To find the slope of the tangent to the curve \( y = \cos^2(3x) \) at \( x = \frac{\pi}{6} \), we need to follow these steps: ### Step 1: Differentiate the function We start with the function: \[ y = \cos^2(3x) \] To find the slope of the tangent, we need to differentiate \( y \) with respect to \( x \). We will use the chain rule for differentiation.

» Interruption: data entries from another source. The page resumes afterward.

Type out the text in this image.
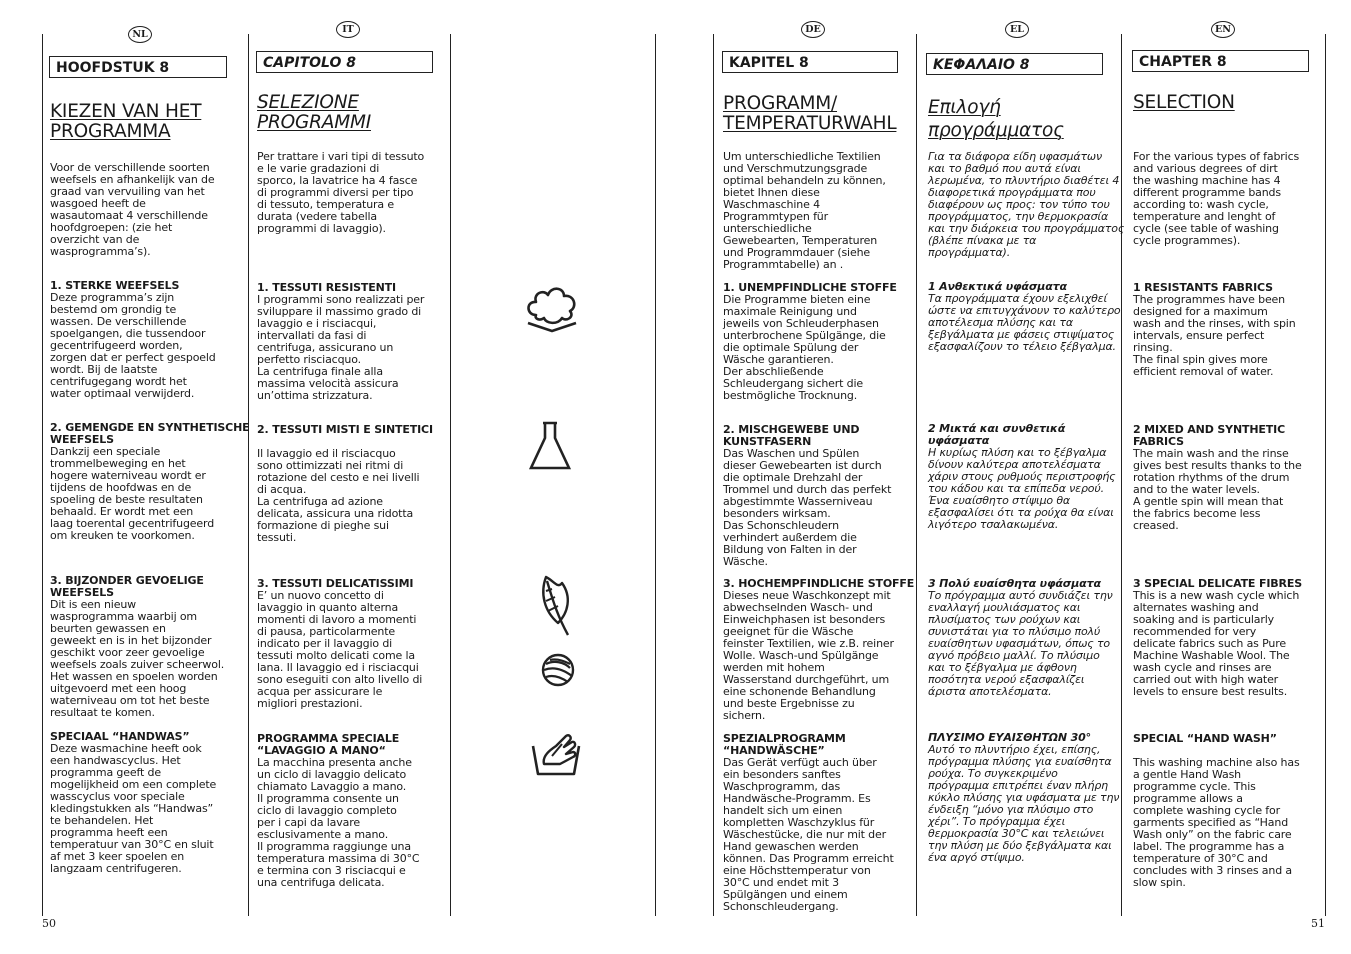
NL	IT	DE	EL	EN
HOOFDSTUK 8
KIEZEN VAN HET
PROGRAMMA

Voor de verschillende soorten
weefsels en afhankelijk van de
graad van vervuiling van het
wasgoed heeft de
wasautomaat 4 verschillende
hoofdgroepen: (zie het
overzicht van de
wasprogramma’s).

1. STERKE WEEFSELS
Deze programma’s zijn
bestemd om grondig te
wassen. De verschillende
spoelgangen, die tussendoor
gecentrifugeerd worden,
zorgen dat er perfect gespoeld
wordt. Bij de laatste
centrifugegang wordt het
water optimaal verwijderd.

2. GEMENGDE EN SYNTHETISCHE
WEEFSELS
Dankzij een speciale
trommelbeweging en het
hogere waterniveau wordt er
tijdens de hoofdwas en de
spoeling de beste resultaten
behaald. Er wordt met een
laag toerental gecentrifugeerd
om kreuken te voorkomen.

3. BIJZONDER GEVOELIGE
WEEFSELS
Dit is een nieuw
wasprogramma waarbij om
beurten gewassen en
geweekt en is in het bijzonder
geschikt voor zeer gevoelige
weefsels zoals zuiver scheerwol.
Het wassen en spoelen worden
uitgevoerd met een hoog
waterniveau om tot het beste
resultaat te komen.

SPECIAAL “HANDWAS”
Deze wasmachine heeft ook
een handwascyclus. Het
programma geeft de
mogelijkheid om een complete
wasscyclus voor speciale
kledingstukken als “Handwas”
te behandelen. Het
programma heeft een
temperatuur van 30°C en sluit
af met 3 keer spoelen en
langzaam centrifugeren.

CAPITOLO 8
SELEZIONE
PROGRAMMI

Per trattare i vari tipi di tessuto
e le varie gradazioni di
sporco, la lavatrice ha 4 fasce
di programmi diversi per tipo
di tessuto, temperatura e
durata (vedere tabella
programmi di lavaggio).

1. TESSUTI RESISTENTI
I programmi sono realizzati per
sviluppare il massimo grado di
lavaggio e i risciacqui,
intervallati da fasi di
centrifuga, assicurano un
perfetto risciacquo.
La centrifuga finale alla
massima velocità assicura
un’ottima strizzatura.

2. TESSUTI MISTI E SINTETICI
Il lavaggio ed il risciacquo
sono ottimizzati nei ritmi di
rotazione del cesto e nei livelli
di acqua.
La centrifuga ad azione
delicata, assicura una ridotta
formazione di pieghe sui
tessuti.

3. TESSUTI DELICATISSIMI
E’ un nuovo concetto di
lavaggio in quanto alterna
momenti di lavoro a momenti
di pausa, particolarmente
indicato per il lavaggio di
tessuti molto delicati come la
lana. Il lavaggio ed i risciacqui
sono eseguiti con alto livello di
acqua per assicurare le
migliori prestazioni.

PROGRAMMA SPECIALE
“LAVAGGIO A MANO“
La macchina presenta anche
un ciclo di lavaggio delicato
chiamato Lavaggio a mano.
Il programma consente un
ciclo di lavaggio completo
per i capi da lavare
esclusivamente a mano.
Il programma raggiunge una
temperatura massima di 30°C
e termina con 3 risciacqui e
una centrifuga delicata.

KAPITEL 8
PROGRAMM/
TEMPERATURWAHL

Um unterschiedliche Textilien
und Verschmutzungsgrade
optimal behandeln zu können,
bietet Ihnen diese
Waschmaschine 4
Programmtypen für
unterschiedliche
Gewebearten, Temperaturen
und Programmdauer (siehe
Programmtabelle) an .

1. UNEMPFINDLICHE STOFFE
Die Programme bieten eine
maximale Reinigung und
jeweils von Schleuderphasen
unterbrochene Spülgänge, die
die optimale Spülung der
Wäsche garantieren.
Der abschließende
Schleudergang sichert die
bestmögliche Trocknung.

2. MISCHGEWEBE UND
KUNSTFASERN
Das Waschen und Spülen
dieser Gewebearten ist durch
die optimale Drehzahl der
Trommel und durch das perfekt
abgestimmte Wasserniveau
besonders wirksam.
Das Schonschleudern
verhindert außerdem die
Bildung von Falten in der
Wäsche.

3. HOCHEMPFINDLICHE STOFFE
Dieses neue Waschkonzept mit
abwechselnden Wasch- und
Einweichphasen ist besonders
geeignet für die Wäsche
feinster Textilien, wie z.B. reiner
Wolle. Wasch-und Spülgänge
werden mit hohem
Wasserstand durchgeführt, um
eine schonende Behandlung
und beste Ergebnisse zu
sichern.

SPEZIALPROGRAMM
“HANDWÄSCHE”
Das Gerät verfügt auch über
ein besonders sanftes
Waschprogramm, das
Handwäsche-Programm. Es
handelt sich um einen
kompletten Waschzyklus für
Wäschestücke, die nur mit der
Hand gewaschen werden
können. Das Programm erreicht
eine Höchsttemperatur von
30°C und endet mit 3
Spülgängen und einem
Schonschleudergang.

ΚΕΦΑΛΑΙΟ 8
Επιλογή
προγράμματος

Για τα διάφορα είδη υφασμάτων
και το βαθμό που αυτά είναι
λερωμένα, το πλυντήριο διαθέτει 4
διαφορετικά προγράμματα που
διαφέρουν ως προς: τον τύπο του
προγράμματος, την θερμοκρασία
και την διάρκεια του προγράμματος
(βλέπε πίνακα με τα
προγράμματα).

1 Ανθεκτικά υφάσματα
Τα προγράμματα έχουν εξελιχθεί
ώστε να επιτυγχάνουν το καλύτερο
αποτέλεσμα πλύσης και τα
ξεβγάλματα με φάσεις στιψίματος
εξασφαλίζουν το τέλειο ξέβγαλμα.

2 Μικτά και συνθετικά
υφάσματα
Η κυρίως πλύση και το ξέβγαλμα
δίνουν καλύτερα αποτελέσματα
χάριν στους ρυθμούς περιστροφής
του κάδου και τα επίπεδα νερού.
Ένα ευαίσθητο στίψιμο θα
εξασφαλίσει ότι τα ρούχα θα είναι
λιγότερο τσαλακωμένα.

3 Πολύ ευαίσθητα υφάσματα
Το πρόγραμμα αυτό συνδιάζει την
εναλλαγή μουλιάσματος και
πλυσίματος των ρούχων και
συνιστάται για το πλύσιμο πολύ
ευαίσθητων υφασμάτων, όπως το
αγνό πρόβειο μαλλί. Το πλύσιμο
και το ξέβγαλμα με άφθονη
ποσότητα νερού εξασφαλίζει
άριστα αποτελέσματα.

ΠΛΥΣΙΜΟ ΕΥΑΙΣΘΗΤΩΝ 30°
Αυτό το πλυντήριο έχει, επίσης,
πρόγραμμα πλύσης για ευαίσθητα
ρούχα. Το συγκεκριμένο
πρόγραμμα επιτρέπει έναν πλήρη
κύκλο πλύσης για υφάσματα με την
ένδειξη “μόνο για πλύσιμο στο
χέρι”. Το πρόγραμμα έχει
θερμοκρασία 30°C και τελειώνει
την πλύση με δύο ξεβγάλματα και
ένα αργό στίψιμο.

CHAPTER 8
SELECTION

For the various types of fabrics
and various degrees of dirt
the washing machine has 4
different programme bands
according to: wash cycle,
temperature and lenght of
cycle (see table of washing
cycle programmes).

1 RESISTANTS FABRICS
The programmes have been
designed for a maximum
wash and the rinses, with spin
intervals, ensure perfect
rinsing.
The final spin gives more
efficient removal of water.

2 MIXED AND SYNTHETIC
FABRICS
The main wash and the rinse
gives best results thanks to the
rotation rhythms of the drum
and to the water levels.
A gentle spin will mean that
the fabrics become less
creased.

3 SPECIAL DELICATE FIBRES
This is a new wash cycle which
alternates washing and
soaking and is particularly
recommended for very
delicate fabrics such as Pure
Machine Washable Wool. The
wash cycle and rinses are
carried out with high water
levels to ensure best results.

SPECIAL “HAND WASH”
This washing machine also has
a gentle Hand Wash
programme cycle. This
programme allows a
complete washing cycle for
garments specified as “Hand
Wash only” on the fabric care
label. The programme has a
temperature of 30°C and
concludes with 3 rinses and a
slow spin.

50	51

Using the chain rule: \[ \frac{dy}{dx} = 2\cos(3x) \cdot \frac{d}{dx}(\cos(3x)) \] ### Step 2: Differentiate \( \cos(3x) \) Now we differentiate \( \cos(3x) \): \[ \frac{d}{dx}(\cos(3x)) = -\sin(3x) \cdot \frac{d}{dx}(3x) = -3\sin(3x) \] ### Step 3: Substitute back into the derivative Now substituting this back into our derivative: \[ \frac{dy}{dx} = 2\cos(3x) \cdot (-3\sin(3x)) = -6\cos(3x)\sin(3x) \] ### Step 4: Simplify the expression We can simplify the expression: \[ \frac{dy}{dx} = -6\cos(3x)\sin(3x) \] ### Step 5: Evaluate the derivative at \( x = \frac{\pi}{6} \) Now we need to evaluate this derivative at \( x = \frac{\pi}{6} \): \[ \frac{dy}{dx} \bigg|_{x=\frac{\pi}{6}} = -6\cos\left(3 \cdot \frac{\pi}{6}\right)\sin\left(3 \cdot \frac{\pi}{6}\right) \] Calculating \( 3 \cdot \frac{\pi}{6} = \frac{\pi}{2} \): \[ = -6\cos\left(\frac{\pi}{2}\right)\sin\left(\frac{\pi}{2}\right) \] ### Step 6: Substitute the values of sine and cosine Now we substitute the values: \[ \cos\left(\frac{\pi}{2}\right) = 0 \quad \text{and} \quad \sin\left(\frac{\pi}{2}\right) = 1 \] Thus: \[ \frac{dy}{dx} \bigg|_{x=\frac{\pi}{6}} = -6 \cdot 0 \cdot 1 = 0 \] ### Conclusion The slope of the tangent to the curve \( y = \cos^2(3x) \) at \( x = \frac{\pi}{6} \) is: \[ \boxed{0} \]